大语言模型(LLM)知识百科
大语言模型(Large Language Model,LLM)是一种基于深度学习的人工智能程序,能够识别、生成和处理自然语言文本。关于LLM的定义、工作原理和核心能力,请参阅 [[概述/llm-定义.md|LLM 定义与基本概念]]。[^c1]
2022年末ChatGPT的发布引爆了全球生成式AI浪潮,此后LLM经历了飞速发展。截至2026年中,领先的LLM由OpenAI、Google、Meta、Anthropic、DeepSeek、阿里巴巴、智谱AI等公司开发[^c2]。该领域已从GPT-4o和Gemini等通用多模态模型,演进到o1、o3等具备深度推理能力的专门化推理模型。LLM正处于"全能对决"的深水区,海外巨头加速迭代、国产模型强势突围、开源力量持续破局[^c3]。当前不存在绝对的全能王者——Claude在编程和智能体领域领先,GPT在均衡推理方面胜出,Gemini领跑科学计算,国产模型在中文场景中占据统治地位[^c4]。

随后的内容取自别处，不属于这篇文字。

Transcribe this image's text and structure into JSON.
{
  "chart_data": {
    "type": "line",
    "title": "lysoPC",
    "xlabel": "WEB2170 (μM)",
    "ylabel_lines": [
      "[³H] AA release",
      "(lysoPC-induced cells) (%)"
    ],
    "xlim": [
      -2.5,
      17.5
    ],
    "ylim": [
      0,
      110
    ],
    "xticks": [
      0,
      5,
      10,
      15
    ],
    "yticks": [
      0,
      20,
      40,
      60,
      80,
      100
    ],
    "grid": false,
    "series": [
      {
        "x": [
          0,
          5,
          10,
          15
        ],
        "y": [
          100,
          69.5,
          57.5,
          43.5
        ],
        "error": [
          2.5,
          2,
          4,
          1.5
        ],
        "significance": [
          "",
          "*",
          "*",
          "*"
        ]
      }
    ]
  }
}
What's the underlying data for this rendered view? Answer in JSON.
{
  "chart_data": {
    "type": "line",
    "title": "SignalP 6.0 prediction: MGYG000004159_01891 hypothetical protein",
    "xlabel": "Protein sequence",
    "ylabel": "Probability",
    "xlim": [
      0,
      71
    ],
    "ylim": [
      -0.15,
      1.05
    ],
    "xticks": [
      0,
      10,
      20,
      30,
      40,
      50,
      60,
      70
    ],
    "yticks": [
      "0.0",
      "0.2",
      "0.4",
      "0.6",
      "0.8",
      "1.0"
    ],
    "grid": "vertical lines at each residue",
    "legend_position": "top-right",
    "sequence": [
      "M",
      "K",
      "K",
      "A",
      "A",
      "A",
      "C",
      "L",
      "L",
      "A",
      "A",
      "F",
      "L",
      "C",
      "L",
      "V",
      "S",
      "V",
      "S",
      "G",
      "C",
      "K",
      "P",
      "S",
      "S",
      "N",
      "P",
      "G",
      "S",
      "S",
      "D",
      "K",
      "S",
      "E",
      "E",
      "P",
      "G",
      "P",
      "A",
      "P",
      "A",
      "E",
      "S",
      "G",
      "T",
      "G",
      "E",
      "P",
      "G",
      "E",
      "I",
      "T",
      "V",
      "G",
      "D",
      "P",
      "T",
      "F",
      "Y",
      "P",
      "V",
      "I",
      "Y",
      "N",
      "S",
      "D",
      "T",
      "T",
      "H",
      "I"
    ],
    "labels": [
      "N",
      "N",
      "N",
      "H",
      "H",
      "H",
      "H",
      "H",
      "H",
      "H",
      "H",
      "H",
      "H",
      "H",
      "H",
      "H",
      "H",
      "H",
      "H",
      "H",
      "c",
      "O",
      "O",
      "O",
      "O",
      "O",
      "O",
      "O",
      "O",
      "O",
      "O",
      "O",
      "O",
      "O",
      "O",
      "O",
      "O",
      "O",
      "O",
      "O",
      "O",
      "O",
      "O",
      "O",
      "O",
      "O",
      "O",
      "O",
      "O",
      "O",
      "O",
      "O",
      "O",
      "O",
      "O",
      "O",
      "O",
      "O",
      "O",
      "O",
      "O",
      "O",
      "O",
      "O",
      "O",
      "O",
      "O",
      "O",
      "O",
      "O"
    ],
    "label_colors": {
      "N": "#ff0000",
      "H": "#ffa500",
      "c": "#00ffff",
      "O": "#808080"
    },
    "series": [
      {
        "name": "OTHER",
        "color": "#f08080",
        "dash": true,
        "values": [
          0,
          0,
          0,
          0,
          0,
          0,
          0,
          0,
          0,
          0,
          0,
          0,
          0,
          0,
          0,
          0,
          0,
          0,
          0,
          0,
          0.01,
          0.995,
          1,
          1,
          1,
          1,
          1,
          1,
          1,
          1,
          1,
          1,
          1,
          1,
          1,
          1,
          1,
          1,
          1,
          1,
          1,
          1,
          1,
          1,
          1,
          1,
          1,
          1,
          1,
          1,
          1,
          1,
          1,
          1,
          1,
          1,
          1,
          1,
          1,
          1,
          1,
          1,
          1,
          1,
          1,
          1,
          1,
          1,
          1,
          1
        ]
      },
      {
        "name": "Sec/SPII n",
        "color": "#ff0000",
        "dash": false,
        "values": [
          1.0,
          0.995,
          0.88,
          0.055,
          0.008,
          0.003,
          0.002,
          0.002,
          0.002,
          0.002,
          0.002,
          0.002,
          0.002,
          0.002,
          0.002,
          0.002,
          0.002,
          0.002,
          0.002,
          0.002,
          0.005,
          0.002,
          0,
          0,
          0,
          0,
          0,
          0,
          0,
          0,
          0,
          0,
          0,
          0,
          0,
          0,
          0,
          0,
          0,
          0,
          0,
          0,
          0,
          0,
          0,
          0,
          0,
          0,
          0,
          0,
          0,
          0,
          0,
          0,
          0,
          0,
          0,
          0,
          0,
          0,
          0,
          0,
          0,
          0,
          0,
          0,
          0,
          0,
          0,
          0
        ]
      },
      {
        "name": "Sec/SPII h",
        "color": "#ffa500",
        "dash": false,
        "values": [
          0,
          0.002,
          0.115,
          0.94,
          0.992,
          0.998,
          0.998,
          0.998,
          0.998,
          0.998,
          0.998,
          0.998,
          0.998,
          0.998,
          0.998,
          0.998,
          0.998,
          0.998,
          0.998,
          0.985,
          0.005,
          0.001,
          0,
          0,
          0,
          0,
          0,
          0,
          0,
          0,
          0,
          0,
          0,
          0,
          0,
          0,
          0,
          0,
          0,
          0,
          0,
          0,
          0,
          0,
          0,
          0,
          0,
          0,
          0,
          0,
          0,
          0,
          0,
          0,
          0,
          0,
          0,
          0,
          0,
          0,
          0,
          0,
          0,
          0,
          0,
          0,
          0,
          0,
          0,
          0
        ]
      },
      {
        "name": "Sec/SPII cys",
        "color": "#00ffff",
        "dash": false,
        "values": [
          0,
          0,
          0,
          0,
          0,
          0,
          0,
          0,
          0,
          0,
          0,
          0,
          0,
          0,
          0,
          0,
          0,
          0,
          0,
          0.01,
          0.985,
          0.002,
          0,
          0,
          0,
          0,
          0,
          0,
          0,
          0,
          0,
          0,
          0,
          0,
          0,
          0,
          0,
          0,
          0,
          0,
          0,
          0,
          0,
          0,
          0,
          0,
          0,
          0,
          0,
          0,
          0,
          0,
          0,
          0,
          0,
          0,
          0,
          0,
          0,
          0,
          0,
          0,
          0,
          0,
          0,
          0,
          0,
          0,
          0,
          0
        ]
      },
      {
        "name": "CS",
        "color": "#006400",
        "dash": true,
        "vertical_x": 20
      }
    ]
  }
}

LLM的核心能力包括语言理解与生成、知识问答、多步推理、代码生成和多模态处理。GPT-4o作为首个端到端多模态统一模型,可接受文本、音频、图像和视频输入并生成相应输出[^c5]。在应用层面,LLM已深入渗透到软件开发(AI生成或辅助的代码占全球代码的41%)、内容创作、企业自动化和科研等多个领域。42%的组织报告在生产力、效率和成本方面取得了显著提升[^c7]。
然而,LLM的发展也面临重大挑战。幻觉问题——模型生成看似合理但与事实不符的文本——仍是尚未完全解决的固有难题。提示注入已被NIST列为生成式AI最大的安全缺陷。训练和推理AI模型需要大量计算资源,预计到2027年AI相关数据中心年耗电量可能达到100-150 TWh[^c8]。此外,模型偏见、版权争议和环境影响等伦理与社会问题也需要持续关注。
展望未来,推理能力提升、智能体化、多模态原生融合和小型化边缘部署被视为LLM的主要发展方向。开源模型与闭源模型在推理能力上的差距已大幅缩小,成本持续下降,AI技术正加速走向普及。